Rund 2500 Mitarbeiterinnen und Mitarbeiter der Kantonspolizei Zürich sind bewaffnet. Für die entsprechende Ausbildung und das Training benutzte die Kantonspolizei in der Vergangenheit hauptsächlich eine Schiessanlage auf dem Areal des Flughafens Zürich. Wegen Eigenbedarfs des Flughafens kann sie diese Anlage mittlerweile aber nicht mehr nutzen. Umso erfreuter zeigten sich die Anwesenden am Freitagnachmittag über den neuen Standort.
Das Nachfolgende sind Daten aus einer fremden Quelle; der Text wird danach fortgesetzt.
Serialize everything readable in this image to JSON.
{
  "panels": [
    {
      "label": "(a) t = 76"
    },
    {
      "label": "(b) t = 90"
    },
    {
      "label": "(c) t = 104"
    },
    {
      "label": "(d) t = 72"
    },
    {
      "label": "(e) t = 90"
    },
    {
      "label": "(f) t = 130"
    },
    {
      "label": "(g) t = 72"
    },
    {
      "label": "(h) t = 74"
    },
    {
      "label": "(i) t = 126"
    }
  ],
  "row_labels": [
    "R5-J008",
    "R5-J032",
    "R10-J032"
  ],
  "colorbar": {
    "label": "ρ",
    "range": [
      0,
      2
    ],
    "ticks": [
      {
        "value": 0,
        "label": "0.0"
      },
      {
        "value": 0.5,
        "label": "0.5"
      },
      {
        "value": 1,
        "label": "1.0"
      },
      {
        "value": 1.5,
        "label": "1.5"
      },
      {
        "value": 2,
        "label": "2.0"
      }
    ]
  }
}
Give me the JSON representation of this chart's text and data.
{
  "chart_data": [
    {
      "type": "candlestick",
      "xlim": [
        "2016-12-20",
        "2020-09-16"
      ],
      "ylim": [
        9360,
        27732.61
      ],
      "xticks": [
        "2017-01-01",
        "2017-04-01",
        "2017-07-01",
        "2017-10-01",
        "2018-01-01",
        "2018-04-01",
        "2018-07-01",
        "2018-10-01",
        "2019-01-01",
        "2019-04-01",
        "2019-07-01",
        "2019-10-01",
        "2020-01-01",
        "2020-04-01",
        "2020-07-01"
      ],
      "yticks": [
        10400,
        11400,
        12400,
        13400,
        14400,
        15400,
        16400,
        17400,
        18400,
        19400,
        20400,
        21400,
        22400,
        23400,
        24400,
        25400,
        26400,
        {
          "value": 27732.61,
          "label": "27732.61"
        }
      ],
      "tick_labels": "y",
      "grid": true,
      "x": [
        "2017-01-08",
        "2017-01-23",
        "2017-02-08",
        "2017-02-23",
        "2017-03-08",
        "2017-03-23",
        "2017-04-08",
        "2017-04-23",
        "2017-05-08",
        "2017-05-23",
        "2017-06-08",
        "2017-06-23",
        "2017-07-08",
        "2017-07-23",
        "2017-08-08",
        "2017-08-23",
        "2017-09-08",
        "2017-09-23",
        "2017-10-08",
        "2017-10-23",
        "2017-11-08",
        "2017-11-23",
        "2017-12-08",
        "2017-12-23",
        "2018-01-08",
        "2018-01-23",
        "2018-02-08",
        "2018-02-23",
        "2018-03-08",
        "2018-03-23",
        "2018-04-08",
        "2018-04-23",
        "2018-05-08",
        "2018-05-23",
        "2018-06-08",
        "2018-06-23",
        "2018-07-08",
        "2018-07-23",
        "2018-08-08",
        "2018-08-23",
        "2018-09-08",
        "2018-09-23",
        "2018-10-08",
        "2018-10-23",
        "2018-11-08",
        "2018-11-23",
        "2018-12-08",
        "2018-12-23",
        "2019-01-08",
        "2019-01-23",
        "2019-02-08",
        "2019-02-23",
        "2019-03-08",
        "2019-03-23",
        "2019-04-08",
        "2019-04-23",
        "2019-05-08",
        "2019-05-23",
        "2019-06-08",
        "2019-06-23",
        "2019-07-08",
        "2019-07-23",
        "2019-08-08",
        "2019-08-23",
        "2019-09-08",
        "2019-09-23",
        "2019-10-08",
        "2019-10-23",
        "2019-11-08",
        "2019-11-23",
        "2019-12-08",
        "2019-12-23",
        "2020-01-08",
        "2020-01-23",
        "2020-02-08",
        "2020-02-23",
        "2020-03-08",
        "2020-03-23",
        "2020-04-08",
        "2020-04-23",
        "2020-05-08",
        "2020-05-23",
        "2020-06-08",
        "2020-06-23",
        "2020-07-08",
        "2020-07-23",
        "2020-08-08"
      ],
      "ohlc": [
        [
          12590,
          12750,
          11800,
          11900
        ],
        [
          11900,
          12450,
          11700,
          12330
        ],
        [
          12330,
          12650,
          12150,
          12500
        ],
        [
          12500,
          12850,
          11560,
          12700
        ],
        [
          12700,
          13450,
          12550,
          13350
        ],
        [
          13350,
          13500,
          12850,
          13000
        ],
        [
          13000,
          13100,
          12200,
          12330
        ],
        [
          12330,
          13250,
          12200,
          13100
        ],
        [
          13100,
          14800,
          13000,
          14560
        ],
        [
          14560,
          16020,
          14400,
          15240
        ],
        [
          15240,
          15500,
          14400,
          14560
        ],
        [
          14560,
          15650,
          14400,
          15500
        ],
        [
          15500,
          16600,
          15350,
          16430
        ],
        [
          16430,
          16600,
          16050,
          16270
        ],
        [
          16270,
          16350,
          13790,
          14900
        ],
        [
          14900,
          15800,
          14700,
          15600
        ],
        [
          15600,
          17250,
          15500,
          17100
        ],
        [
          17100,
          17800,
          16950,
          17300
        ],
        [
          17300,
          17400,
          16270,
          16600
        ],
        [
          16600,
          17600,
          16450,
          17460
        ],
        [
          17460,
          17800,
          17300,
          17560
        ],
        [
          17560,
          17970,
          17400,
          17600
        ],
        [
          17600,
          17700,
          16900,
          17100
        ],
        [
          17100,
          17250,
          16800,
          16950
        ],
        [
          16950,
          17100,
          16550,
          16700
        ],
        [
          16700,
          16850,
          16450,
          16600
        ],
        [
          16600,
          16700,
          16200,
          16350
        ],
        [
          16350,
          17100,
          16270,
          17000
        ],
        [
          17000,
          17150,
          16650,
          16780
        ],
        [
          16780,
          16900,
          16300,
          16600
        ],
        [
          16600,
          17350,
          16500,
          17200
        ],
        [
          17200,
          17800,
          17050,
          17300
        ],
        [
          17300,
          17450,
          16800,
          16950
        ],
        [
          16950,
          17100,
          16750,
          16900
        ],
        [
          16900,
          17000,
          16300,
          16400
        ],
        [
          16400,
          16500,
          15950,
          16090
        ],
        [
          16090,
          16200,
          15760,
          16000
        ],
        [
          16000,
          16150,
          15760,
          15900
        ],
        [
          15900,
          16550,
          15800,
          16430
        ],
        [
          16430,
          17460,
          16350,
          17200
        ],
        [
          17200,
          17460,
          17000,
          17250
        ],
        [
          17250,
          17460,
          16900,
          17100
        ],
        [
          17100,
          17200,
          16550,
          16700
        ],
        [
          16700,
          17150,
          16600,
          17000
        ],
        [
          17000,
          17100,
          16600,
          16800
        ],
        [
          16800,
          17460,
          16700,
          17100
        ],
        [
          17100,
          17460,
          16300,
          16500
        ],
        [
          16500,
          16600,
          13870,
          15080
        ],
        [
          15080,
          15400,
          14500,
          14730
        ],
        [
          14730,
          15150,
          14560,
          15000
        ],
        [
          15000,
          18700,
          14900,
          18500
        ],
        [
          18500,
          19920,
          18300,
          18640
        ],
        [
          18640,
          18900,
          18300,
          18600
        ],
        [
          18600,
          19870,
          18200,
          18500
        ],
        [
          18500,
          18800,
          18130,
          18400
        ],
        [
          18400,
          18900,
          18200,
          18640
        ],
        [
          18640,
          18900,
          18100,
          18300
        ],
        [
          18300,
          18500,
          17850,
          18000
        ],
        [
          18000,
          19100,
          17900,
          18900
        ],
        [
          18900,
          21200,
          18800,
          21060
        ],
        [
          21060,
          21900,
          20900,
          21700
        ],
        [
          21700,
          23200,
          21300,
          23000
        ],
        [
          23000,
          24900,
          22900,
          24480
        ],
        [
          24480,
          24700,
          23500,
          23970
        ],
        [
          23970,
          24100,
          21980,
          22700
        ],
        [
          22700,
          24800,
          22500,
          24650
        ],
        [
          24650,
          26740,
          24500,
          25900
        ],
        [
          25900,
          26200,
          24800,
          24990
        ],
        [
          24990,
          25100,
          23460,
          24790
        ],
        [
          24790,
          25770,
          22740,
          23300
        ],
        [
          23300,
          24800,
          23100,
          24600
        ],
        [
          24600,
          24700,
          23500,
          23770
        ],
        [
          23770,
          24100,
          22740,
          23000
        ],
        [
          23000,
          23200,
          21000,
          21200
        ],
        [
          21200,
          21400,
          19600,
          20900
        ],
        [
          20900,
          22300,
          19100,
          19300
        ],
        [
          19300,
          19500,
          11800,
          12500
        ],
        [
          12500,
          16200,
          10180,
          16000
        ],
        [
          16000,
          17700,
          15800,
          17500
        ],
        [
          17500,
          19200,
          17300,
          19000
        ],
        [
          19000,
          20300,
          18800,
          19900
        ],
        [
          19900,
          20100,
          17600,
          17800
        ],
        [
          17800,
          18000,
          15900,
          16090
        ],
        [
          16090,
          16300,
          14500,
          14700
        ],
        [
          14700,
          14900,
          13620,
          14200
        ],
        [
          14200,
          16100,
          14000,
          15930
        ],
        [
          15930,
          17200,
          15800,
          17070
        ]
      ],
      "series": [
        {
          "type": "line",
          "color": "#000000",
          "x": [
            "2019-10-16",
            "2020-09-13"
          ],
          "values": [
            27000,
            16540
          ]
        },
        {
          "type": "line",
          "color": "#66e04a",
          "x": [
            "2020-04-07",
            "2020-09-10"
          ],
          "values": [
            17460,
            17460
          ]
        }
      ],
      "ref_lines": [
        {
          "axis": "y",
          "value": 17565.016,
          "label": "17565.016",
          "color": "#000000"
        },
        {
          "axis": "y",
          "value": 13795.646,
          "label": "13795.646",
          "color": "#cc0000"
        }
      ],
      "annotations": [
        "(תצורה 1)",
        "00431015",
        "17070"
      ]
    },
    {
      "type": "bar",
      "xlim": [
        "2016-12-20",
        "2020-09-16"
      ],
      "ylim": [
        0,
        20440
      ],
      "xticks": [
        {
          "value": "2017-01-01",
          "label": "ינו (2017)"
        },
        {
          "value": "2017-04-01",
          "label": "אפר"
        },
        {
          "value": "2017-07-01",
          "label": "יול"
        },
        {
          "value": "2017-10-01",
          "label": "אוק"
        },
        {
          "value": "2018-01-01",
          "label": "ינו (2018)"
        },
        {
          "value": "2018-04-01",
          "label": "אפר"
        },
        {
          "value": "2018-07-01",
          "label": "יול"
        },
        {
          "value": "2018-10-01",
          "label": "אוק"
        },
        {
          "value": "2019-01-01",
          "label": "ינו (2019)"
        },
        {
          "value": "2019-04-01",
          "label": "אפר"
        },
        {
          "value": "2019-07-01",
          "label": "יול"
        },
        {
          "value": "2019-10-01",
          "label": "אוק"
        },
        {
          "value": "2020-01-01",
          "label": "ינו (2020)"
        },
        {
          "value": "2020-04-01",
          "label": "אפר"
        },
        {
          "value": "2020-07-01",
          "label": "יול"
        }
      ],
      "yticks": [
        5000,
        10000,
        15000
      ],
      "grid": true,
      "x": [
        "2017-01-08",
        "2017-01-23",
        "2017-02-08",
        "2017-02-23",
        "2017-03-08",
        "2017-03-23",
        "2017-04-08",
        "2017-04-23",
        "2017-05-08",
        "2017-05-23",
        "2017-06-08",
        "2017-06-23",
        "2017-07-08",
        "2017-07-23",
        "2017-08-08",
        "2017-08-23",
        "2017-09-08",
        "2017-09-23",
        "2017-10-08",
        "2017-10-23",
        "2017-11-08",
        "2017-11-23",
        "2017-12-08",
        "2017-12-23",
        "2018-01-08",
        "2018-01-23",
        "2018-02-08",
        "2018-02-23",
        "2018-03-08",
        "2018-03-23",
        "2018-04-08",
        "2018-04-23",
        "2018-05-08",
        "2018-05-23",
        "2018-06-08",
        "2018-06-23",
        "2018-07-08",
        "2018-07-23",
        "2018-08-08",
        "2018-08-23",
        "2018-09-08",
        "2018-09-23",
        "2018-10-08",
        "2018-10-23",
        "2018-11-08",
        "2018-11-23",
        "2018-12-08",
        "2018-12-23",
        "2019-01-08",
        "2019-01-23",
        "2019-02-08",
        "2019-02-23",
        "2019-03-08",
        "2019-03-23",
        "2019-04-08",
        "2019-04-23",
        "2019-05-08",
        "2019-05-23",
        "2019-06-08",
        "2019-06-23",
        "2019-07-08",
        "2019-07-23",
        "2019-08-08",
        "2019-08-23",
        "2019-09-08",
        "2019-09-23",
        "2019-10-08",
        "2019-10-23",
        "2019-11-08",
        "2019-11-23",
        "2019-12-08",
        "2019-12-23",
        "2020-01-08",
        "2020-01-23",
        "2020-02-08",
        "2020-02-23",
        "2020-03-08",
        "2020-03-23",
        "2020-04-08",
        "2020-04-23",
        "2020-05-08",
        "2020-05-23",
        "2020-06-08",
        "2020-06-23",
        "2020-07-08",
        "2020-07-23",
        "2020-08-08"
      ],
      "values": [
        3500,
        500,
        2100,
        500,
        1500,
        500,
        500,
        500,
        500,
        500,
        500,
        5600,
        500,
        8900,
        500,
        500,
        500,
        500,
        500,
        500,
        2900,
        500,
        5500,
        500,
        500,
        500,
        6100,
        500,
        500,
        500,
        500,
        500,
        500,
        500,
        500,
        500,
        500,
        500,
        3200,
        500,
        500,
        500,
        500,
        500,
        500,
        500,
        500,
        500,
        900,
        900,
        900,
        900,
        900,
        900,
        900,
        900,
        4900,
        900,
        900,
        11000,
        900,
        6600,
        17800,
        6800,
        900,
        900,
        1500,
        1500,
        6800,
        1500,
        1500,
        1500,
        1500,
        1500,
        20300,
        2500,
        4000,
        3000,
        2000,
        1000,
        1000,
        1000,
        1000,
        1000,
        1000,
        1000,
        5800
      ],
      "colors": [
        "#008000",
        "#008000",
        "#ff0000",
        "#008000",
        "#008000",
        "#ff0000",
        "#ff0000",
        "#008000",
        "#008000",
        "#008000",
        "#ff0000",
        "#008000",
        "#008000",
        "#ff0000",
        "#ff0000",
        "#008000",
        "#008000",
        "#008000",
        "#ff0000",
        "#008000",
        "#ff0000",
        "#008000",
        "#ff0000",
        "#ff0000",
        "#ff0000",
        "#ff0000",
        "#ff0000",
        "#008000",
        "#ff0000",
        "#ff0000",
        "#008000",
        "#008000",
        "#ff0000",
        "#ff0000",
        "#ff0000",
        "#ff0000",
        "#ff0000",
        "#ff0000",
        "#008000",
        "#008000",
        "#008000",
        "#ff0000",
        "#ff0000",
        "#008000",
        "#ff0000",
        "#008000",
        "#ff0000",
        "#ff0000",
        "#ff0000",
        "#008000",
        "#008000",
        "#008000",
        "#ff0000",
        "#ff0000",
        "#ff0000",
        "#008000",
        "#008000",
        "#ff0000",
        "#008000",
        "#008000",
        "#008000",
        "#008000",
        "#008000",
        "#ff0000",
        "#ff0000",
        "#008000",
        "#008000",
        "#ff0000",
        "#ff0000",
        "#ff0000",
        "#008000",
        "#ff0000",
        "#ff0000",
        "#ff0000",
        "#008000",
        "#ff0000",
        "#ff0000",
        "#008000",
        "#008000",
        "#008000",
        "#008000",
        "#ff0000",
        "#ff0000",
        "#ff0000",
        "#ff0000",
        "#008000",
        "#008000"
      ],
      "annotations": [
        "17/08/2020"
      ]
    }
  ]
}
Mario Fehr bezeichnete ihn gar als «Glücksfall» und Markus Kägi nannte das neue Ausbildungszentrum «einen sehr ansprechenden Bau, der sich gut in die Umgebung einfügt». Kägi betonte auch, dass das Gebäude gemäss Lärmschutzverordnung aufwändig gedämmt sei. «Somit dringt kein Schiesslärm nach aussen.»

Willkommen statt geduldet

Gebaut wurde das Ausbildungszentrum auf einem Areal, das sich bereits im Eigentum des Kantons Zürich befand. Für den Standort spricht ausserdem die Lage zwischen der Stadt Zürich und dem Flughafen. Kommandant Thomas Würgler fühlt sich jetzt schon sehr wohl in Regensdorf: «Hier werden wir nicht einfach nur geduldet, sondern hier sind wir willkommen», sagte er.